Microsoft is also working with MakeMyTrip to make travel planning more inclusive and accessible through voice-assisted bookings in Indian languages, besides partnering Tech Mahindra to enable generative-AI-powered enterprise search, and to develop intelligent applications with HCLSoftware.

Nadella also underscored the role that India has played in developing “digital public goods. And one of the digital public goods is language translation–speech to text, text to speech”. He cited the example of Jugalbandi–an AI chatbot jointly developed by Microsoft and AI4Bharat–that runs on WhatsApp, aiding users in multiple languages, translating and streamlining responses, and helping them benefit from government programmes.

Nadella recalled a demo of how a farmer, who wanted to inquire about “some government subsidies”, queried a GPT-4 bot and got the task done. “That is really benefiting a rural Indian farmer–getting real access to government subsidies”, and stimulates the economy. Nadella believes this “is one of the most enlightened things to have happen, which is you’re not waiting for some Indian GPT-4 to emerge before the rural Indian farmer can benefit…Let the rural Indian farmer, who really didn’t have a stake even in the industrial Revolution, have a real stake. That, to me, is magical”.

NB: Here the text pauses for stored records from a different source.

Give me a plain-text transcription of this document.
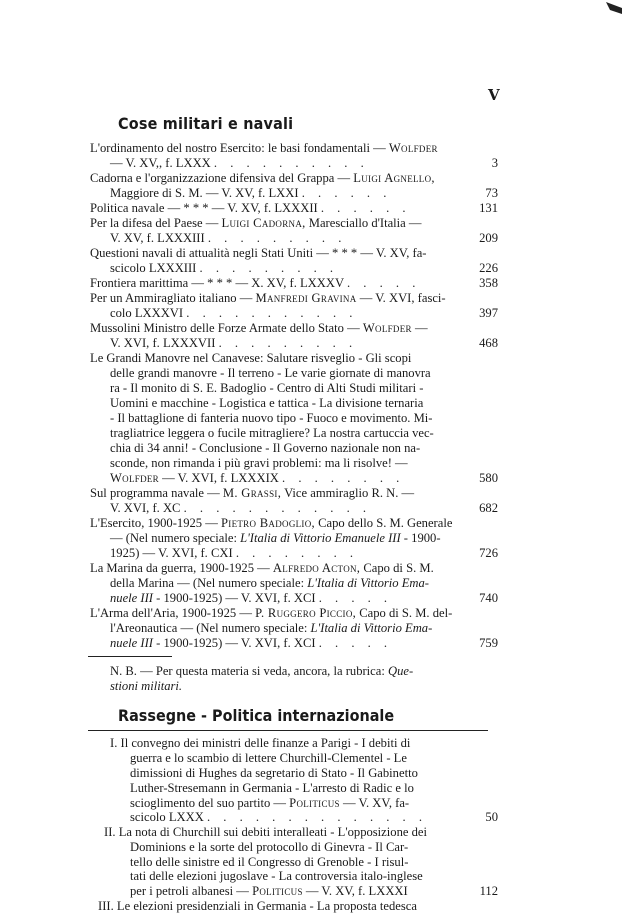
V
Cose militari e navali
L'ordinamento del nostro Esercito: le basi fondamentali — Wolfder
— V. XV,, f. LXXX . . . . . . . . . .	3
Cadorna e l'organizzazione difensiva del Grappa — Luigi Agnello,
Maggiore di S. M. — V. XV, f. LXXI . . . . . .	73
Politica navale — * * * — V. XV, f. LXXXII . . . . . .	131
Per la difesa del Paese — Luigi Cadorna, Maresciallo d'Italia —
V. XV, f. LXXXIII . . . . . . . . .	209
Questioni navali di attualità negli Stati Uniti — * * * — V. XV, fa-
scicolo LXXXIII . . . . . . . . .	226
Frontiera marittima — * * * — X. XV, f. LXXXV . . . . .	358
Per un Ammiragliato italiano — Manfredi Gravina — V. XVI, fasci-
colo LXXXVI . . . . . . . . . . .	397
Mussolini Ministro delle Forze Armate dello Stato — Wolfder —
V. XVI, f. LXXXVII . . . . . . . . .	468
Le Grandi Manovre nel Canavese: Salutare risveglio - Gli scopi
delle grandi manovre - Il terreno - Le varie giornate di manovra
ra - Il monito di S. E. Badoglio - Centro di Alti Studi militari -
Uomini e macchine - Logistica e tattica - La divisione ternaria
- Il battaglione di fanteria nuovo tipo - Fuoco e movimento. Mi-
tragliatrice leggera o fucile mitragliere? La nostra cartuccia vec-
chia di 34 anni! - Conclusione - Il Governo nazionale non na-
sconde, non rimanda i più gravi problemi: ma li risolve! —
Wolfder — V. XVI, f. LXXXIX . . . . . . . .	580
Sul programma navale — M. Grassi, Vice ammiraglio R. N. —
V. XVI, f. XC . . . . . . . . . . . .	682
L'Esercito, 1900-1925 — Pietro Badoglio, Capo dello S. M. Generale
— (Nel numero speciale: L'Italia di Vittorio Emanuele III - 1900-
1925) — V. XVI, f. CXI . . . . . . . .	726
La Marina da guerra, 1900-1925 — Alfredo Acton, Capo di S. M.
della Marina — (Nel numero speciale: L'Italia di Vittorio Ema-
nuele III - 1900-1925) — V. XVI, f. XCI . . . . .	740
L'Arma dell'Aria, 1900-1925 — P. Ruggero Piccio, Capo di S. M. del-
l'Areonautica — (Nel numero speciale: L'Italia di Vittorio Ema-
nuele III - 1900-1925) — V. XVI, f. XCI . . . . .	759
N. B. — Per questa materia si veda, ancora, la rubrica: Que-
stioni militari.
Rassegne - Politica internazionale
I. Il convegno dei ministri delle finanze a Parigi - I debiti di
guerra e lo scambio di lettere Churchill-Clementel - Le
dimissioni di Hughes da segretario di Stato - Il Gabinetto
Luther-Stresemann in Germania - L'arresto di Radic e lo
scioglimento del suo partito — Politicus — V. XV, fa-
scicolo LXXX . . . . . . . . . . . . . .	50
II. La nota di Churchill sui debiti interalleati - L'opposizione dei
Dominions e la sorte del protocollo di Ginevra - Il Car-
tello delle sinistre ed il Congresso di Grenoble - I risul-
tati delle elezioni jugoslave - La controversia italo-inglese
per i petroli albanesi — Politicus — V. XV, f. LXXXI	112
III. Le elezioni presidenziali in Germania - La proposta tedesca
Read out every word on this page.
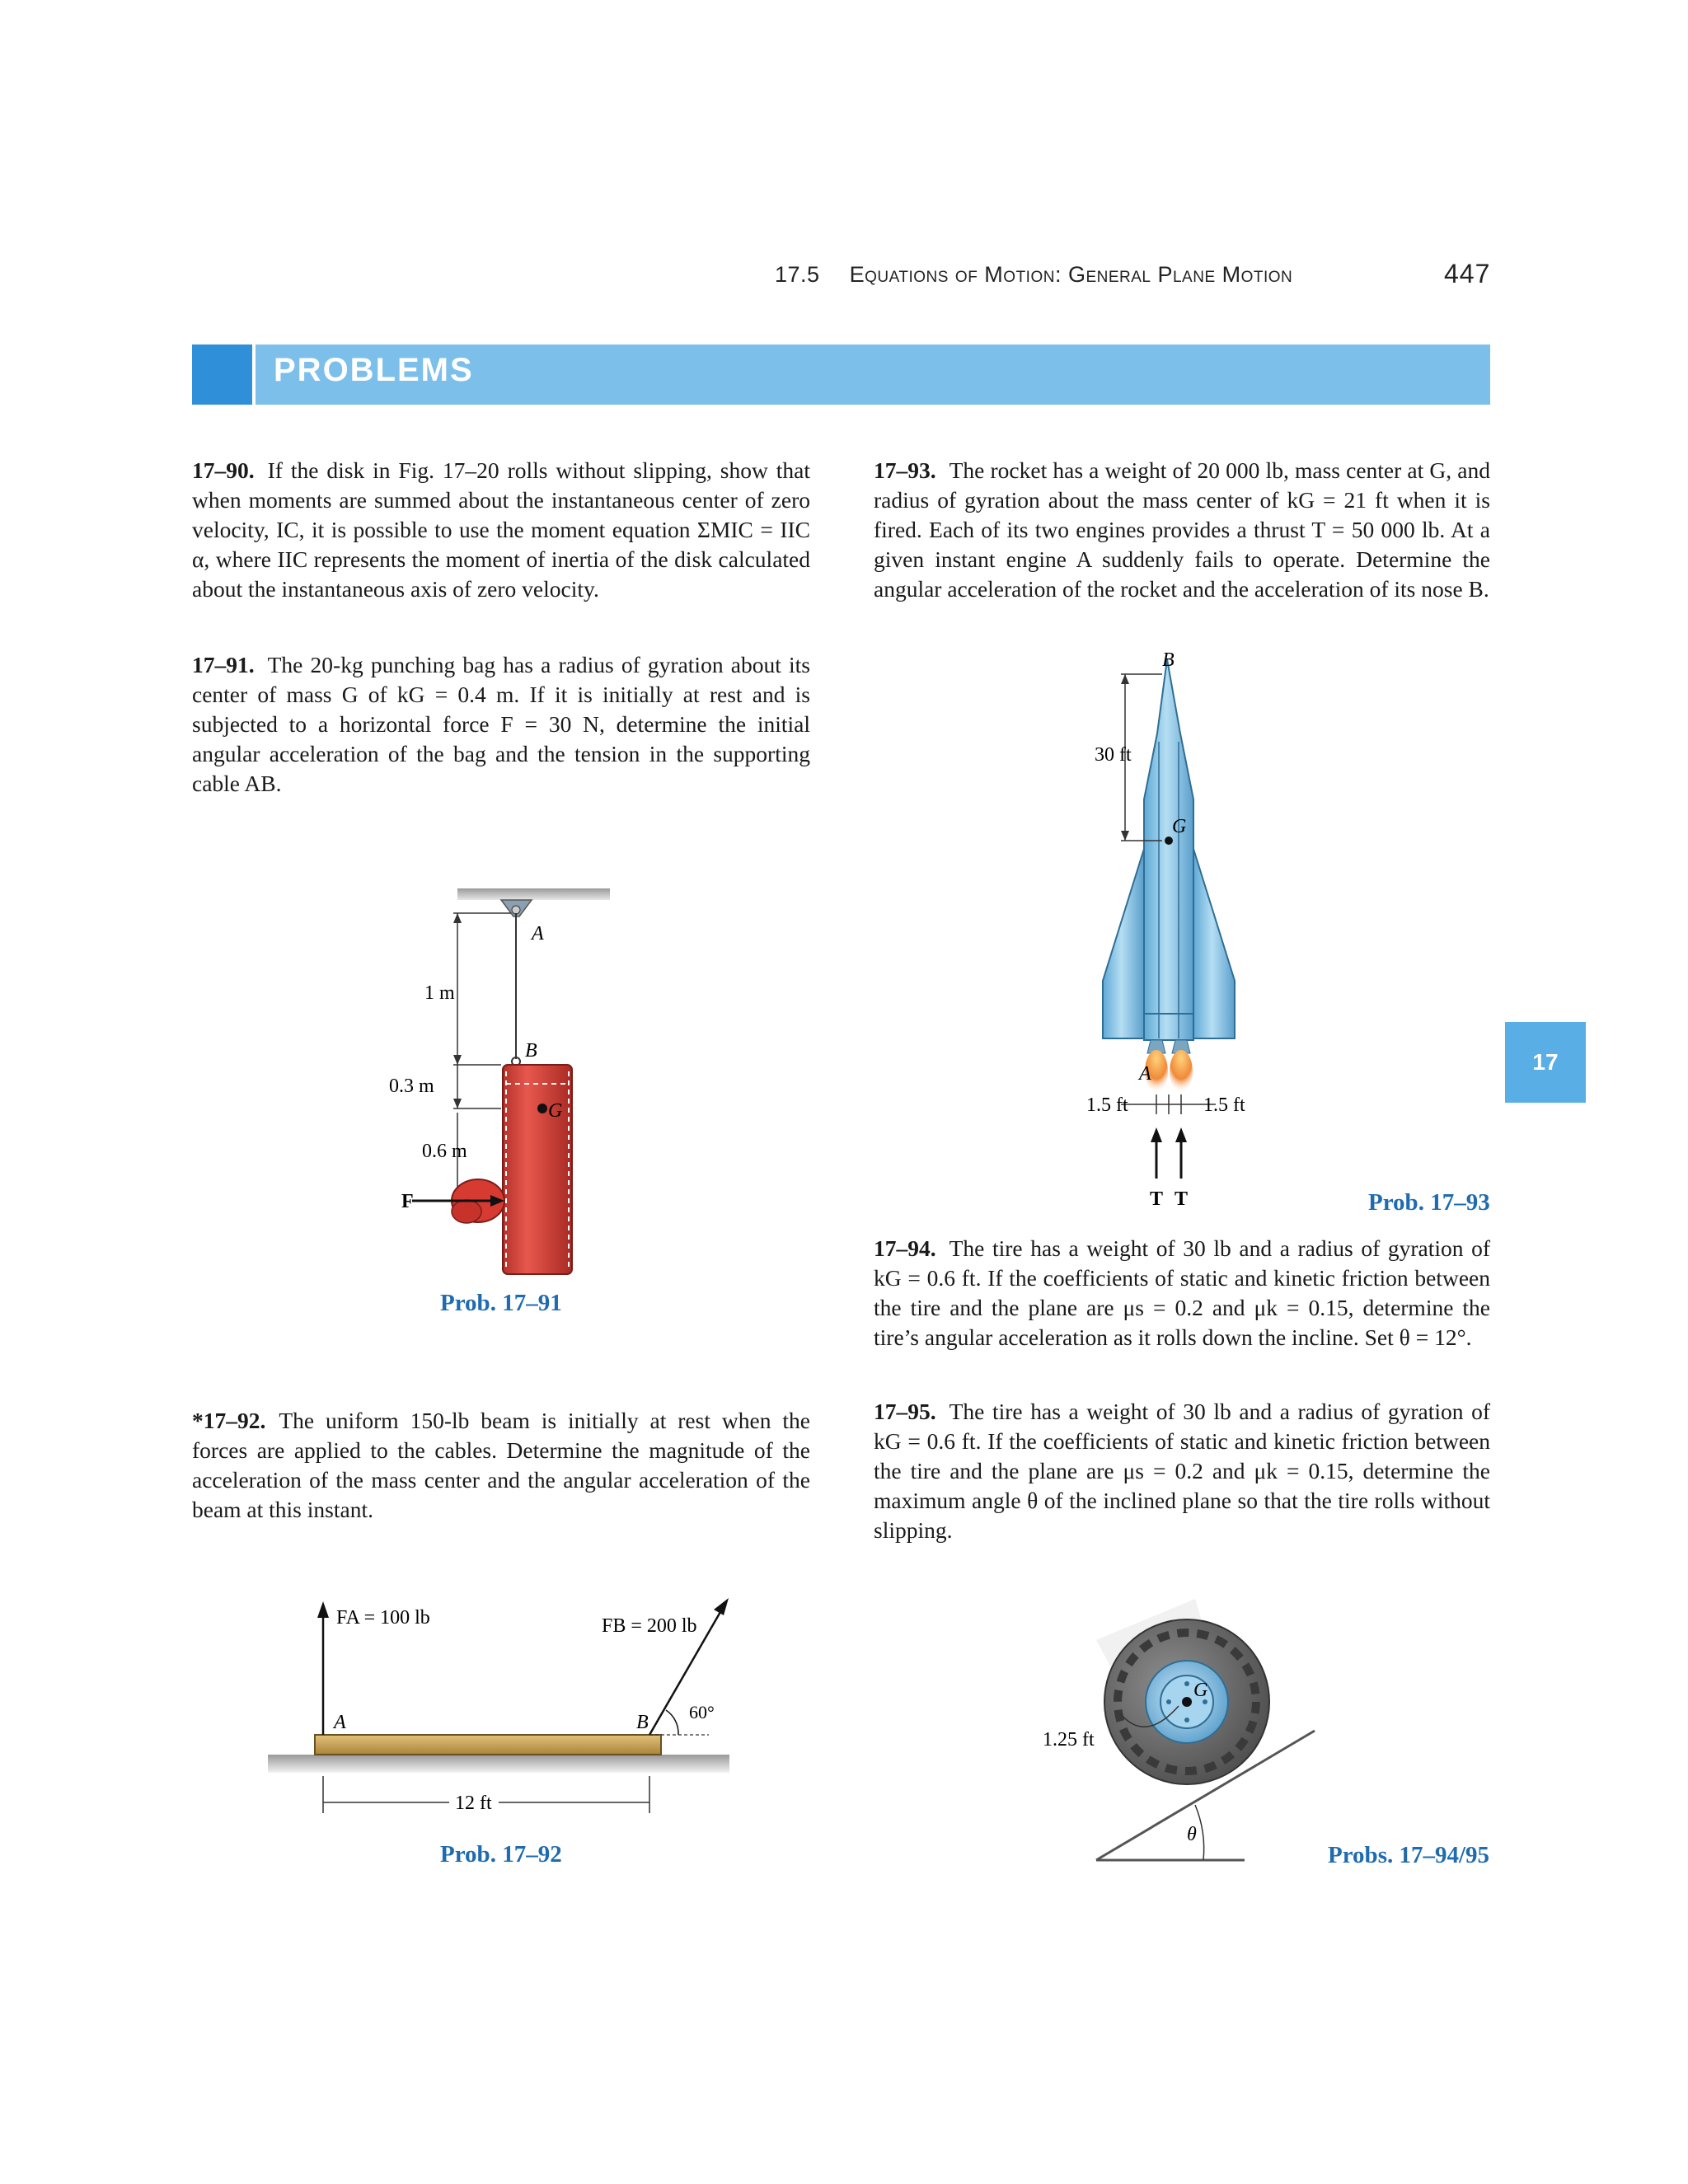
17.5 Equations of Motion: General Plane Motion	447
PROBLEMS
17
17–90. If the disk in Fig. 17–20 rolls without slipping, show that when moments are summed about the instantaneous center of zero velocity, IC, it is possible to use the moment equation ΣMIC = IIC α, where IIC represents the moment of inertia of the disk calculated about the instantaneous axis of zero velocity.
17–91. The 20-kg punching bag has a radius of gyration about its center of mass G of kG = 0.4 m. If it is initially at rest and is subjected to a horizontal force F = 30 N, determine the initial angular acceleration of the bag and the tension in the supporting cable AB.
A
B
G
1 m
0.3 m
0.6 m
F
Prob. 17–91
*17–92. The uniform 150-lb beam is initially at rest when the forces are applied to the cables. Determine the magnitude of the acceleration of the mass center and the angular acceleration of the beam at this instant.
FA = 100 lb	FB = 200 lb
A	B 60°
12 ft
Prob. 17–92
17–93. The rocket has a weight of 20 000 lb, mass center at G, and radius of gyration about the mass center of kG = 21 ft when it is fired. Each of its two engines provides a thrust T = 50 000 lb. At a given instant engine A suddenly fails to operate. Determine the angular acceleration of the rocket and the acceleration of its nose B.
B
G
30 ft
A
1.5 ft	1.5 ft
T T	Prob. 17–93
17–94. The tire has a weight of 30 lb and a radius of gyration of kG = 0.6 ft. If the coefficients of static and kinetic friction between the tire and the plane are μs = 0.2 and μk = 0.15, determine the tire’s angular acceleration as it rolls down the incline. Set θ = 12°.
17–95. The tire has a weight of 30 lb and a radius of gyration of kG = 0.6 ft. If the coefficients of static and kinetic friction between the tire and the plane are μs = 0.2 and μk = 0.15, determine the maximum angle θ of the inclined plane so that the tire rolls without slipping.
G
1.25 ft
θ
Probs. 17–94/95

Thoughts on AGI And what does Nadella think about the divisive views on artificial general intelligence (AGI) or artificial superintelligence (ASI)? On the one hand, chiefs of global companies including Elon Musk and Masayoshi Son, and AI experts including Geoffery Hinton and Yoshua Bengio believe the phenomenal growth of generative AI models indicates that machines will soon think and act like humans, a trend we refer to as AGI or ASI. They fear that if humans are unable to fully understand the workings of unsupervised networks, the sophisticated AI models could automatically evolve into Syknet-like machines that achieve AI Singularity or AGI.

On the other hand, an equally accomplished group of experts including Yann LeCun, Fei-Fei Li, and Andrew Ng, believes AI is nowhere close to becoming sentient. They underscore that AI’s benefits, such as powering smartphones, driverless vehicles, low-cost satellites, chatbots, and providing flood forecasts and warnings, far outweigh its perceived risks.

Nadella, on his part, believes it’s better to focus on how we can use AI to drive economic growth that benefits everybody instead of speculating on AGI or ASI. “But at the same time, we are not completely hand-waving AI safety, but really doing the engineering work and participating in all the forums to be able to say, let’s make sure that the benefits of this technology–not just in the future but even today–are really widespread and the risks, mitigated. As a company, I want us to do the hard work, versus hand-wringing about some distant future or ignoring the present danger.”